In de strafzaak tegen de verdachte, geboren in 1976 in Marokko en thans gedetineerd in PI Noord Holland Noord – HvB Zwaag, heeft de rechtbank Midden-Nederland op 14 juli 2015 uitspraak gedaan. De zaak betreft een poging tot woninginbraak die plaatsvond op 15 januari 2015 in Amersfoort. De verdachte werd beschuldigd van het proberen in te breken in de woning van zijn schoonouders. Tijdens de zitting op 30 juni 2015 was de verdachte aanwezig, bijgestaan door zijn advocaat mr. L. de Leon. De officier van justitie vorderde een veroordeling op basis van DNA-bewijs en een fotobewijsconfrontatie, terwijl de verdediging vrijspraak bepleitte op basis van onvoldoende bewijs.
De rechtbank oordeelde dat de dagvaarding geldig was en dat er geen redenen waren voor schorsing van de vervolging. De rechtbank achtte het tenlastegelegde wettig en overtuigend bewezen, onder andere door een DNA-match van een handschoen die op de plaats delict was aangetroffen en een fotobewijsconfrontatie waarbij de getuige de verdachte herkende. De rechtbank concludeerde dat de verdachte op 15 januari 2015 heeft geprobeerd in te breken in de woning, waarbij hij een breekijzer gebruikte.

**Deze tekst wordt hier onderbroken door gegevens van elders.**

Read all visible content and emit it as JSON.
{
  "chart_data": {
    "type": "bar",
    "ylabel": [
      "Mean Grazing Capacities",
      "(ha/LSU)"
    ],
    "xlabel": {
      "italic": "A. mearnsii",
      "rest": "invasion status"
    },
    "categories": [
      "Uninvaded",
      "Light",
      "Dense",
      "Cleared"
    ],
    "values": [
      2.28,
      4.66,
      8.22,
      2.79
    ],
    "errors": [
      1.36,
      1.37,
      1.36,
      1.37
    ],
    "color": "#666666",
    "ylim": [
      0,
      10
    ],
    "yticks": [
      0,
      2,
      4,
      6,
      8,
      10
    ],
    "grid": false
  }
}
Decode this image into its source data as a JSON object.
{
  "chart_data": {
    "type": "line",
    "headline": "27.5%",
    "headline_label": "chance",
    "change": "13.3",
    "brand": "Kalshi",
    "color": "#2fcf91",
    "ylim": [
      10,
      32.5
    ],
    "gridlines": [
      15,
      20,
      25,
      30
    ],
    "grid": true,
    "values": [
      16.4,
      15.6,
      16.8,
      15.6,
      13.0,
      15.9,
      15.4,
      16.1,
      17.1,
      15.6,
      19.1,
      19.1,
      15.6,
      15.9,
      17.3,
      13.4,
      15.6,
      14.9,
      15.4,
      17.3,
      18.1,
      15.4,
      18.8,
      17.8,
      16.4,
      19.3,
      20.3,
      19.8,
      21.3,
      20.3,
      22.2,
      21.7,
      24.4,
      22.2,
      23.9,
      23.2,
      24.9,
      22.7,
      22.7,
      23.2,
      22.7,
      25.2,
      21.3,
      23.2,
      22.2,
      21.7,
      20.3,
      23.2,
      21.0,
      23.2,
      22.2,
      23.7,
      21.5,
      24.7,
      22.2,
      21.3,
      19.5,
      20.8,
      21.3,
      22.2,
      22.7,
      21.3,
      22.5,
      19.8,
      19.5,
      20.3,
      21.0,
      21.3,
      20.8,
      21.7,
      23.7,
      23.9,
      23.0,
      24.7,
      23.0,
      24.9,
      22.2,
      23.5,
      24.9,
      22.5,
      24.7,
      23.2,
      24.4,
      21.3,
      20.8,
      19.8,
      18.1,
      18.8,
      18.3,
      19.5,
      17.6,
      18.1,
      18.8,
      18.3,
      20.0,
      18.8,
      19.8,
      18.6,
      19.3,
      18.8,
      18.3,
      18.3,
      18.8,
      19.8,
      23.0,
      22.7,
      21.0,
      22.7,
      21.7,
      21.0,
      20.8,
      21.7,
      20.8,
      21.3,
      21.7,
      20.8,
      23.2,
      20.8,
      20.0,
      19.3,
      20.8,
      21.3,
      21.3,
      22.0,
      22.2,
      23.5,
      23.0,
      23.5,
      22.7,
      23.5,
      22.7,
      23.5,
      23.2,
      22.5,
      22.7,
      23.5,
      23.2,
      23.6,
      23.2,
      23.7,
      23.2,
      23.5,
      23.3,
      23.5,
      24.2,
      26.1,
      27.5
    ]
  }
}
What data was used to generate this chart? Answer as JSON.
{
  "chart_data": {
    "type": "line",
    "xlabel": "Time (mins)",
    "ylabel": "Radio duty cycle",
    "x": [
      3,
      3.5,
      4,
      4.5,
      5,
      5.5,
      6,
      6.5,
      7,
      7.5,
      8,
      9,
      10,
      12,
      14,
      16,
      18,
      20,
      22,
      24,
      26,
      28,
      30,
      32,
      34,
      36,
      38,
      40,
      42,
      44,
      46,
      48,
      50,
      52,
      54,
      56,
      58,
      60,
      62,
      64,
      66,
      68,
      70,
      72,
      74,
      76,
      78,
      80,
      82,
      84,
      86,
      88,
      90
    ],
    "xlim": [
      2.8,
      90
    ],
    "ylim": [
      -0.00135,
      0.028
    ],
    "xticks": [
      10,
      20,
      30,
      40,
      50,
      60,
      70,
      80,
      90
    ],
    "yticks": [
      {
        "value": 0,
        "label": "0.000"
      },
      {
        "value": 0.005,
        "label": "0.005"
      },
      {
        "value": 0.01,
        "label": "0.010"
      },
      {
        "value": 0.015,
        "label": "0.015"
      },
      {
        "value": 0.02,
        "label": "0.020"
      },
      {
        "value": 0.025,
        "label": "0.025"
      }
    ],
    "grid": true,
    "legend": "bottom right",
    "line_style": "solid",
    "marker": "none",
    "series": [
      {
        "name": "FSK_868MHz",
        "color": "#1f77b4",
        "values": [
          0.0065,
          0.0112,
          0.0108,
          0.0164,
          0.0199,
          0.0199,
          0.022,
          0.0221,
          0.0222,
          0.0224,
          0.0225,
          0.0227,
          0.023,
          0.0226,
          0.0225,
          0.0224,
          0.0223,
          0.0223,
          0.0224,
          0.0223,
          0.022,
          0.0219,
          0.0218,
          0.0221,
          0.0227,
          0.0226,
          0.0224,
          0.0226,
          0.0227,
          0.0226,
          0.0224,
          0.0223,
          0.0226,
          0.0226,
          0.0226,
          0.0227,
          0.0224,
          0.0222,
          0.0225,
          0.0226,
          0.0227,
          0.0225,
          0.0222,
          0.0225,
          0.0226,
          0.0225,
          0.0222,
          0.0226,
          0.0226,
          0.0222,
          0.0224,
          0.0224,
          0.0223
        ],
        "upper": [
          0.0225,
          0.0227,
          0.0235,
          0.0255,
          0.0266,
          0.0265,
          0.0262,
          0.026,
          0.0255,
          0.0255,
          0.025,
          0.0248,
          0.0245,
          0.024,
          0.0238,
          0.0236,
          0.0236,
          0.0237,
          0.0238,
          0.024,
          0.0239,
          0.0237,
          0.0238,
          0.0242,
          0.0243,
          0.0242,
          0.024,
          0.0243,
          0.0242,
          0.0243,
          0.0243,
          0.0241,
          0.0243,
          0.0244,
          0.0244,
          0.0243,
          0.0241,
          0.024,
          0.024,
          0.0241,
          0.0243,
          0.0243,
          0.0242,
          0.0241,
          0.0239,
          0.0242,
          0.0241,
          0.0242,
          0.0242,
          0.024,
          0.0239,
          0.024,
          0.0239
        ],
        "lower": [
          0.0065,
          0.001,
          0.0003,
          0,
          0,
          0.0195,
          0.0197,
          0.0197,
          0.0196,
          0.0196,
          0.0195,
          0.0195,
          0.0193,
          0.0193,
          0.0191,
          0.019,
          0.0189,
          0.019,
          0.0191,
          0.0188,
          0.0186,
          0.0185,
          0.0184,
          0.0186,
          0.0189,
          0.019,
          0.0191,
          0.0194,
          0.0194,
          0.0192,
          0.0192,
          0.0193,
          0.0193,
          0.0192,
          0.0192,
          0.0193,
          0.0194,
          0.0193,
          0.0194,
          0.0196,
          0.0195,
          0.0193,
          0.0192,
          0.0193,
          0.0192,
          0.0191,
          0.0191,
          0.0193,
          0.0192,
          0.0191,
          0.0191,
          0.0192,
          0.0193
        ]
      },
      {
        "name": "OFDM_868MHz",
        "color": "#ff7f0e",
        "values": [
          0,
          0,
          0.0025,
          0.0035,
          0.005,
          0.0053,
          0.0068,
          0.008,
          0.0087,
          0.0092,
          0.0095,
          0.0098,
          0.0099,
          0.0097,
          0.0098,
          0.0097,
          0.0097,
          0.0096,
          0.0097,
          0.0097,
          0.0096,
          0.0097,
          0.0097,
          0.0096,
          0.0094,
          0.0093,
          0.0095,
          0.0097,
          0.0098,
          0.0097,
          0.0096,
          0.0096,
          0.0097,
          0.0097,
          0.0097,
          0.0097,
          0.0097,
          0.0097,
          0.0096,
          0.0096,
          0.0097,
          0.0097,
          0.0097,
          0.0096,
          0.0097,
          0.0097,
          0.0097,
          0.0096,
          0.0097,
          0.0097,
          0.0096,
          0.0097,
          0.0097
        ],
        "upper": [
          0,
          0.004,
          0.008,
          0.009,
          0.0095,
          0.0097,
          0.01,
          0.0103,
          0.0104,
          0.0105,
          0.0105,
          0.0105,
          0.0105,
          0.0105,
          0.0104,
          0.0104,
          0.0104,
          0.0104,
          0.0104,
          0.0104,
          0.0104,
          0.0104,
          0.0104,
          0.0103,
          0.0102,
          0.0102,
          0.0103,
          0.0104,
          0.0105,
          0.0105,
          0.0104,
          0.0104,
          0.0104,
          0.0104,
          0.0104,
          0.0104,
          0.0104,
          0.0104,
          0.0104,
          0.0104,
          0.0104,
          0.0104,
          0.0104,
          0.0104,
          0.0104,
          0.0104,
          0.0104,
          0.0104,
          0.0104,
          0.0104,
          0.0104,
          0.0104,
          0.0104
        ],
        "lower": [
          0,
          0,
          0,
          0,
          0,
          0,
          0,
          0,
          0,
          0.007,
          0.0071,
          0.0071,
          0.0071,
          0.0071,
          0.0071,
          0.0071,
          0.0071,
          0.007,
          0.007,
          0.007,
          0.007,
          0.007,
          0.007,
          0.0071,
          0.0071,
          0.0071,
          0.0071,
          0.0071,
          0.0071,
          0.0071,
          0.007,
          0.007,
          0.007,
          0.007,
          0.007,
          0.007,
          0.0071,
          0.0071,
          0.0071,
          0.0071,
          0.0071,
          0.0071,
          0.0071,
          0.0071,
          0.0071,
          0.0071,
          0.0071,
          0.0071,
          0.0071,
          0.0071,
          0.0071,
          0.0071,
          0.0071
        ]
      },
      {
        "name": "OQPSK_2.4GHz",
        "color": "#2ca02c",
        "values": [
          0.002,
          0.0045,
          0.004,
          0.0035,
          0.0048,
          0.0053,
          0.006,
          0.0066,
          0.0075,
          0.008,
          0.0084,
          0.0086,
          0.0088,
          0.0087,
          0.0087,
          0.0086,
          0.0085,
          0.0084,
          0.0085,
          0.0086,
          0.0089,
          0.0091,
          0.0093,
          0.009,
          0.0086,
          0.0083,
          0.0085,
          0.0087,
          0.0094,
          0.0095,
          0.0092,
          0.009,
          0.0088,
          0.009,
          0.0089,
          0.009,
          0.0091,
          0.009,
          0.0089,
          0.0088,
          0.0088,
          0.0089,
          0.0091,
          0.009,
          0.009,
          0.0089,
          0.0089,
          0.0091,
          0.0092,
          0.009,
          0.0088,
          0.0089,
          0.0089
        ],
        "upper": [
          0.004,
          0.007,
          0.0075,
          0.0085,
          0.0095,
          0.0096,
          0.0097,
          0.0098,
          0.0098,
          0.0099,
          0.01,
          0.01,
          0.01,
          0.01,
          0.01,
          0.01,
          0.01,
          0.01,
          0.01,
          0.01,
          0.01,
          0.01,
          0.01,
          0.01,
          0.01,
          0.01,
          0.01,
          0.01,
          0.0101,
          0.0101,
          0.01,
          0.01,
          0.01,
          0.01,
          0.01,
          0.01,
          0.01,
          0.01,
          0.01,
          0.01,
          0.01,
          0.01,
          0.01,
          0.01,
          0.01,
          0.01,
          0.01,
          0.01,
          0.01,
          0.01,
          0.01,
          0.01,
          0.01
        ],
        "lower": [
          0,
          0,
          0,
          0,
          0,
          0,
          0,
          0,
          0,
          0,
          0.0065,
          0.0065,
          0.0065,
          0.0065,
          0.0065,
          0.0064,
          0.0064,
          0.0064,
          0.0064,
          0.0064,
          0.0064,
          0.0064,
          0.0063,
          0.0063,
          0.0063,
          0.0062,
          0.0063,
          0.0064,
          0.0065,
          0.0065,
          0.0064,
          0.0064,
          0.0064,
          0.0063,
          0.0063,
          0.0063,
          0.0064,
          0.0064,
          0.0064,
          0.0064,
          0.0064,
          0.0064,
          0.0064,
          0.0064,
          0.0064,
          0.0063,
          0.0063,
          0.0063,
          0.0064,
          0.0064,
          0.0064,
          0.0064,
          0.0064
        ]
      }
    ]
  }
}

De rechtbank overwoog dat de poging tot woninginbraak niet alleen materiële schade veroorzaakt, maar ook een inbreuk vormt op de veiligheid en privacy van de bewoners. De verdachte had een strafblad met eerdere veroordelingen voor vergelijkbare delicten. De officier van justitie vorderde een ISD-maatregel van twee jaar, maar de rechtbank oordeelde dat dit niet passend was. Uiteindelijk werd de verdachte veroordeeld tot een gevangenisstraf van vier maanden, met aftrek van het voorarrest, en de tenuitvoerlegging van eerdere gevangenisstraffen werd ook toegewezen.